Property has always been seen as a sound investment, and, while it may be subject to fluctuations in the short-term, over a longer period of time, it is always likely to be a profitable investment. As property prices boomed, casual property investors became landlords with multiple property ownership. The buy-to-let market was born. Hiten Ganatra, of Visionary Finance, explores the new mortgage rules for portfolio investors:
Multiple property owners
It is estimated that around one in 30 adults is now the owner of multiple properties. But with many first time buyers struggling to get on the property ladder, the Government, through the Prudential Regulation Authority (PRA), has introduced new rules for those looking to buy properties for this reason. The new rules – effective from 30th September 2017 – are not intended to prevent or harm the buy-to-let market, but rather to make it fairer for all concerned.
New mortgage rules
Many of the changes only affect a landlord of four or more properties who are considered to be portfolio investors under new rules being put in place by the PRA. The major change means that lenders will now assess a portfolio in terms of total income, rather than as individual cases, in order to assess the potential impact of any new borrowing that the investor may want to take on. The idea is to ensure that any new borrowing does not adversely affect the overall affordability of other properties already owned.
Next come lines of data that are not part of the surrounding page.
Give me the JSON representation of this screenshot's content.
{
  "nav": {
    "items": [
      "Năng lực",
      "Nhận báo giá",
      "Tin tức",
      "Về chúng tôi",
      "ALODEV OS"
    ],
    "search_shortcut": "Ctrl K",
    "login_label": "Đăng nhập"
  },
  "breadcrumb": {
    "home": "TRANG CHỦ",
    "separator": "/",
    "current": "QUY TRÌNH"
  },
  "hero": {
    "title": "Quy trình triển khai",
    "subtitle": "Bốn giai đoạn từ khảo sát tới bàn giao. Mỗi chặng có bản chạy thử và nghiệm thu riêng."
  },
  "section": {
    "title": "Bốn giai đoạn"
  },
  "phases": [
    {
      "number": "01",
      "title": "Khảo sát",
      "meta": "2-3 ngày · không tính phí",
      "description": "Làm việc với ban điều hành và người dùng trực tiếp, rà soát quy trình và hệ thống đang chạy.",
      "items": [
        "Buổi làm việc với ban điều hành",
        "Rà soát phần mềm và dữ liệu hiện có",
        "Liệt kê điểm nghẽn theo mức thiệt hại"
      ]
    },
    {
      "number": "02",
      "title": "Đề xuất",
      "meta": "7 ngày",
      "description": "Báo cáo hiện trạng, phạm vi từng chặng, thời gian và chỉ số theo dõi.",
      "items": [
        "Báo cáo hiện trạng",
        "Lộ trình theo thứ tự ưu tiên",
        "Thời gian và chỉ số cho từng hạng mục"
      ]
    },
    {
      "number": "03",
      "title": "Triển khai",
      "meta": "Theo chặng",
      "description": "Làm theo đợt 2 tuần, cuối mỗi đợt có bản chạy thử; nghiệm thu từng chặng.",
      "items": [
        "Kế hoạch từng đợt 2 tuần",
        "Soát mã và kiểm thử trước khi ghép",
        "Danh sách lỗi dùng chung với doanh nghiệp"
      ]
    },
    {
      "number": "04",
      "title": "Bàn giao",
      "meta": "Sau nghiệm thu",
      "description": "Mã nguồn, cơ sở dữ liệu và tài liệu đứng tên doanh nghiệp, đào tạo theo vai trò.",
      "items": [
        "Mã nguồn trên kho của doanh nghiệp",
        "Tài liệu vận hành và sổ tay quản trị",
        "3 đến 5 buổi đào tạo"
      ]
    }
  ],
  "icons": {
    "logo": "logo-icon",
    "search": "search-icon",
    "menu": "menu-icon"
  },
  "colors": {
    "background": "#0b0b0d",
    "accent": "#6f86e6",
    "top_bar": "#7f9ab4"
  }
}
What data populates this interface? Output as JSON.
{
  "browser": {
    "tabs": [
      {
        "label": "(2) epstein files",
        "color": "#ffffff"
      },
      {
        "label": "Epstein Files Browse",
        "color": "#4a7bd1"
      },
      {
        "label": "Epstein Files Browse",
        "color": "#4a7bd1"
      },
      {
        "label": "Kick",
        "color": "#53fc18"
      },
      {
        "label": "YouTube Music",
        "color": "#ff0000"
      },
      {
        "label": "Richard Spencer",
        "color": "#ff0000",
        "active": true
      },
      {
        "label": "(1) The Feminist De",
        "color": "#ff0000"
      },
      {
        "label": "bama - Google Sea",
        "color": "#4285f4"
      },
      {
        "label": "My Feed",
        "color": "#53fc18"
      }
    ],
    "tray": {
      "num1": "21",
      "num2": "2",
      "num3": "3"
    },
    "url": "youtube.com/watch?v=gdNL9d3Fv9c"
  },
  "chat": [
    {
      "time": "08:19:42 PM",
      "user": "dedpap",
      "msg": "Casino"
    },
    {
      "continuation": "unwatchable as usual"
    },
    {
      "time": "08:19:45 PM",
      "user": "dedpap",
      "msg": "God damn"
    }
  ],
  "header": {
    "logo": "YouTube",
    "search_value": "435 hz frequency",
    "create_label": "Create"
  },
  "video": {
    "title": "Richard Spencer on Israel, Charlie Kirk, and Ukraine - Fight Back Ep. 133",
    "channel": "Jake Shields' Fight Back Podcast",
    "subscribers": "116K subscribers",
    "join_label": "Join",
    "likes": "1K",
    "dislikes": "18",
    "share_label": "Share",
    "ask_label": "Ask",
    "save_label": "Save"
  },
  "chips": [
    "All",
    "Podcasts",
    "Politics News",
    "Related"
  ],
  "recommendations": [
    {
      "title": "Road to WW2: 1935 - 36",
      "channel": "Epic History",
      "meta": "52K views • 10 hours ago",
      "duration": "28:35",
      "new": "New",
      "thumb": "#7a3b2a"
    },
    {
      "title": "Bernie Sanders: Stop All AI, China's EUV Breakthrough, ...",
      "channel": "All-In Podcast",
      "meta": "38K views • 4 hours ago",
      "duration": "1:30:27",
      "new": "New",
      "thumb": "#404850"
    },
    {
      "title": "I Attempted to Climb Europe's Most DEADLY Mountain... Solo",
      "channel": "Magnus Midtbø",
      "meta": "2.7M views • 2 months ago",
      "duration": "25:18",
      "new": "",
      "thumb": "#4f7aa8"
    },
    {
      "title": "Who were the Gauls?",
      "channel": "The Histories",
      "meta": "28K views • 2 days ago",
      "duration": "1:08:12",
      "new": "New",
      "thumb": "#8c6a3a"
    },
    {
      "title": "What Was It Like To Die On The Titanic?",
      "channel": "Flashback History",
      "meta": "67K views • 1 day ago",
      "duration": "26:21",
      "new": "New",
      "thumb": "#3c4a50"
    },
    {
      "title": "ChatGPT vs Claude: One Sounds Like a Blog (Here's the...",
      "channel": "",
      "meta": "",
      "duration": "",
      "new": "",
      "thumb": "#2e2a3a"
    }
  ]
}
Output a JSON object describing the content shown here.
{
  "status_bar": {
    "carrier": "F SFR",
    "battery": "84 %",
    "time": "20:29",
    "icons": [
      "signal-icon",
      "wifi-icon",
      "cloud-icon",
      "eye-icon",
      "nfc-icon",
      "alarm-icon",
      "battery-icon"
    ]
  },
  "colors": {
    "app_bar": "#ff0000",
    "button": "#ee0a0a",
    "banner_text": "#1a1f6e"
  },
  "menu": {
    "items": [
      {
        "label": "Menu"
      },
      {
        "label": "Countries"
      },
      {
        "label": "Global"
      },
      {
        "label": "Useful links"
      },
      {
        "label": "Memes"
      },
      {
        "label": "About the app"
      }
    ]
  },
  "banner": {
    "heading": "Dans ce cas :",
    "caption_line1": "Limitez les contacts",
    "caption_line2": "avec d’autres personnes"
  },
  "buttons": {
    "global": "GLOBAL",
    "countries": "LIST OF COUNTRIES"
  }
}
This will fundamentally mean more work for lenders, who will now have to carry out further checks on the portfolio owned by the potential borrower and determine whether it will become too much of a burden, by carrying out an interest coverage ratio (ICR) over the whole portfolio and determine any weakness. Additionally, the lender will probably also take into account the landlord’s individual earned income/salary and assess whether they are likely to default on any new borrowing or have to use it to support other properties.
What this means for landlords
This means that for landlords who already own four properties in their portfolio, or currently own three and are looking to buy at least a fourth, are likely to find that they are more limited in the choice of lender and may not get such advantageous interest rates. The whole application process is likely to take a significantly longer time to complete, too.
But interest rates are still historically low, and landlords are collecting good yields on their properties. Generally, the Government has left the market alone, but the current growth of the market means that the financial establishment want to ensure that it remains buoyant, even if that means applying these new rules.
Impact on asset classes
The overall intention is to ensure that this asset class remains just that and doesn’t become a liability for its users. Asset classes are used to split up a number of different tangible forms, usually identified as cash, shares, property, and fixed-interest securities – also known as bonds. Generally, of these, shares and property are the most unpredictable, and, since fewer private people invest such large amounts in shares as property, it hasn’t attracted the need for such streamlined legislation.
A property portfolio is still an excellent long-term investment, but to ensure that it remains that way, the Government and financial establishment are keen to check that extended investment doesn’t extend the financial burden on the borrower, and that is the main purpose of the new rules.